家庭教育の下に無策許すな 川崎中1・大阪中1殺害事件

昨年の教育ニュースで最も印象に残ったのは、川崎中1殺害事件と大阪中1男女殺害事件である。格差社会が深刻化する中で、被害に遭った中学生たちは恵まれない家庭環境にあり、地域でのサポートが受けられないまま命を落としている。

川崎の事件では2月、中1男子が河川敷で遺体となって見つかった。家庭は困窮しており、冬休み中から不登校状態で、年長の少年たちから暴力を受けていたのを同級生たちは知っていたが、暴行され命を落とした。

大阪の事件では8月、中1男女が相次いで遺体で発見された。容疑者として40代男性が逮捕さた。被害生徒2人は深夜に帰宅せず街に出ており、家庭環境に課題があったのがうかがわれる。

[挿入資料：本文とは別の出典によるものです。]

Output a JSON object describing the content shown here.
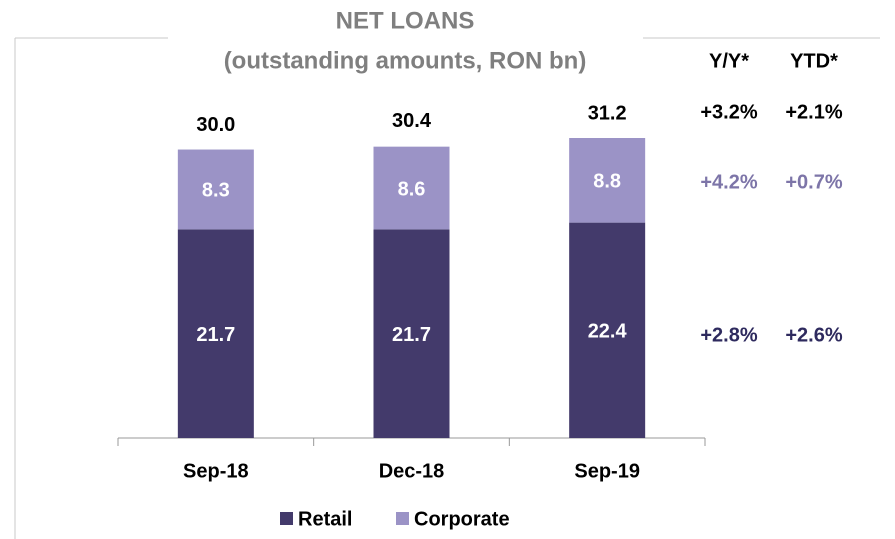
{
  "chart_data": {
    "type": "bar",
    "stacked": true,
    "title": "NET LOANS",
    "subtitle": "(outstanding amounts, RON bn)",
    "categories": [
      "Sep-18",
      "Dec-18",
      "Sep-19"
    ],
    "series": [
      {
        "name": "Retail",
        "color": "#433a6b",
        "values": [
          21.7,
          21.7,
          22.4
        ]
      },
      {
        "name": "Corporate",
        "color": "#9b93c6",
        "values": [
          8.3,
          8.6,
          8.8
        ]
      }
    ],
    "totals": [
      30.0,
      30.4,
      31.2
    ],
    "total_labels": [
      "30.0",
      "30.4",
      "31.2"
    ],
    "growth_table": {
      "columns": [
        "Y/Y*",
        "YTD*"
      ],
      "rows": [
        [
          "+3.2%",
          "+2.1%"
        ],
        [
          "+4.2%",
          "+0.7%"
        ],
        [
          "+2.8%",
          "+2.6%"
        ]
      ]
    }
  }
}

2つの事件は類似している。被害生徒は家庭以外の居場所を求めて危険な場所に身を置き、そこで事件に遭遇。安全な居場所があれば、事件は避けられたと考えられる。

こうした事件を防ぐには何が必要か。決まって「家庭の教育力」が取り沙汰され、保護者向けに啓発を、となりがちだ。子どもがケータイやスマホで連絡を取り合っているのが問題になると、家庭で利用ルールをつくるという話になる。

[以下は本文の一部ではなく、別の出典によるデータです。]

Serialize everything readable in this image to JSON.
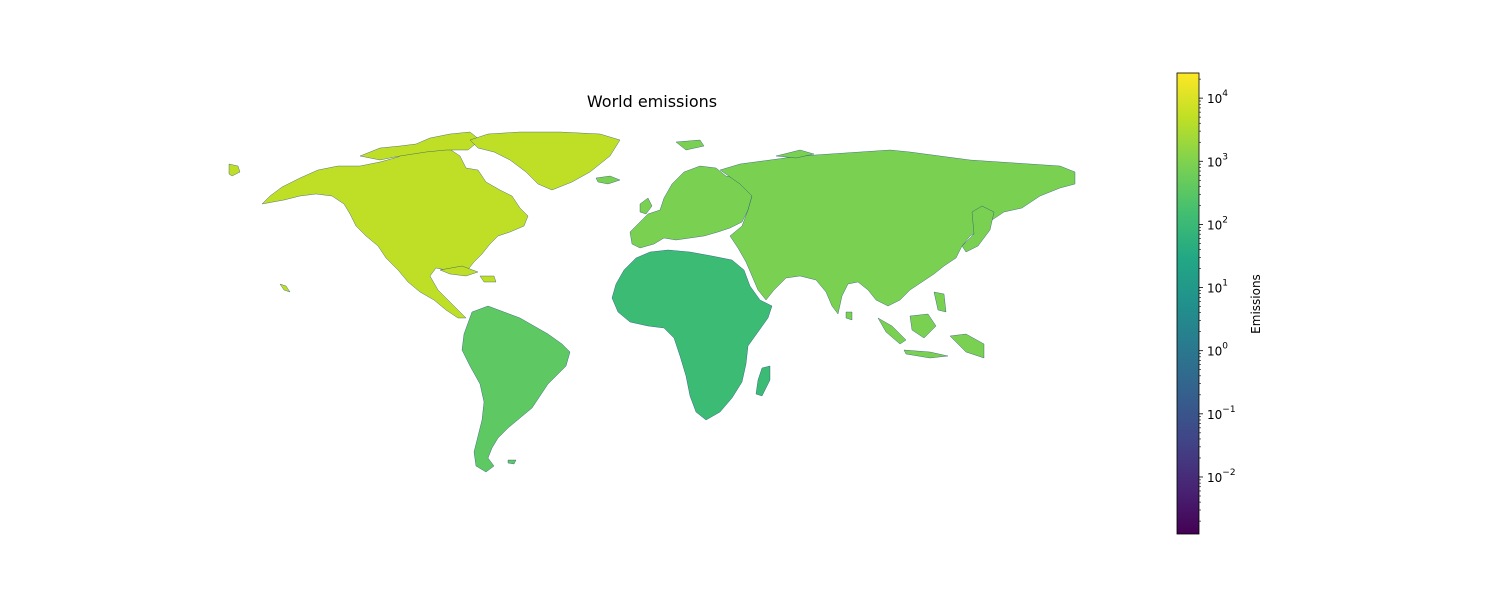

だが、たいへんな状況の家庭がかなりあり、親は収入を得るのに精一杯。そうした親は研修会に出る余裕はなく、たとえ何かを学んでも、実行するのは困難。家庭に責任を押しつけて思考停止してしまうのであれば、問題は何も解決しない。

貧困家庭の指標となる相対的貧困率を見ると、子どもがいる世帯では約16%、ほぼ6世帯に1世帯で、増加傾向が見られる。ひとり親家庭では約50%で、特に深刻だ。

労働災害の経験則として知られる「ハインリッヒの法則」によれば、1件の重大事故の背景に29件の軽微な事故があり、300件の「ヒヤリ・ハット」がある。重大事故がいくつかの悪条件が重なって起きるのを思えば、この経験則は他の種類の問題にもある程度あてはまる。家庭以外に居場所を求める子どもが殺害される事件の背景には、殺害には至らなくても暴力等のひどい被害を受ける事件が何十倍もあり、事件にまで至らなくても恐ろしい思いをする「ヒヤリ・ハット」が何百倍もあると考えなければならない。私たちには、川崎や大阪の事件の背後にある子どもたちの状況への想像力が必要である。

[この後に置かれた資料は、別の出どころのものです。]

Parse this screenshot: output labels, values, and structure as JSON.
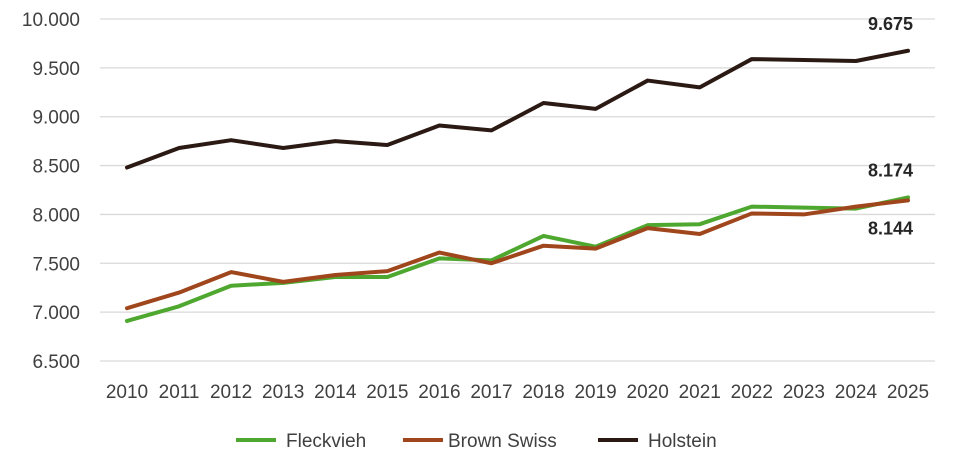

平成23年、滋賀県大津市で中学生が亡くなった事件はいじめ防止対策を、24年、大阪府の高校生が亡くなった事件は体罰撲滅策を進める契機となった。だが、川崎や大阪の事件は困窮家庭の子どもを事件被害から守る契機となっているか。残念ながら疑問符がつく。

いじめも体罰も事件被害も、深刻な問題であるのに違いはない。だが、いじめや体罰の問題が基本的に学校の教員に委ねられるべきものと考えられるのに対して、子どもの事件被害は誰かに委ねて済む単純な問題ではない。誰かに委ねるべき問題であれば、対策を進めろとの大合唱の下、それなりに対策は進められるかもしれないが、誰に委ねればよいか分からない問題を社会全体で解決しようとはなりにくい。

貧困家庭の子どもを支える取り組みは、多様に進められている。公的なものだけでなく、NPOや企業の取り組みもある。子どもたちの学習を支えるボランティアを組織したり、地域に子どもたちの居場所をつくったり、電話やメールでの相談窓口をつくったり、安価に通信教育を行ったりといった多くの取り組みが、高評価を得ている。

他方、地域で子どもを見守る民生・児童委員等のボランティアは高齢化が進み、スマホ世代の子どもたちとコミュニケーションをとるのが難しくなっている。

「おもてなし」を掲げ、4年後には五輪を開催する日本だが、ボランティアや寄付といった社会貢献の在り方が、まだまだ根付いていない。近所で助け合う相互扶助もあまり機能しなくなった。

次代を担う子どもたちが健やかに成長できない社会に、未来はない。昨年、私たちは子どもの問題を各家庭に委ねるだけではまずいのを痛感したはずだ。家庭教育の下に、地域の無策を許してはならない。誰もが社会に貢献できる社会、誰もが子どもの健全育成に貢献できる社会をつくることを、28年の課題としなければならない。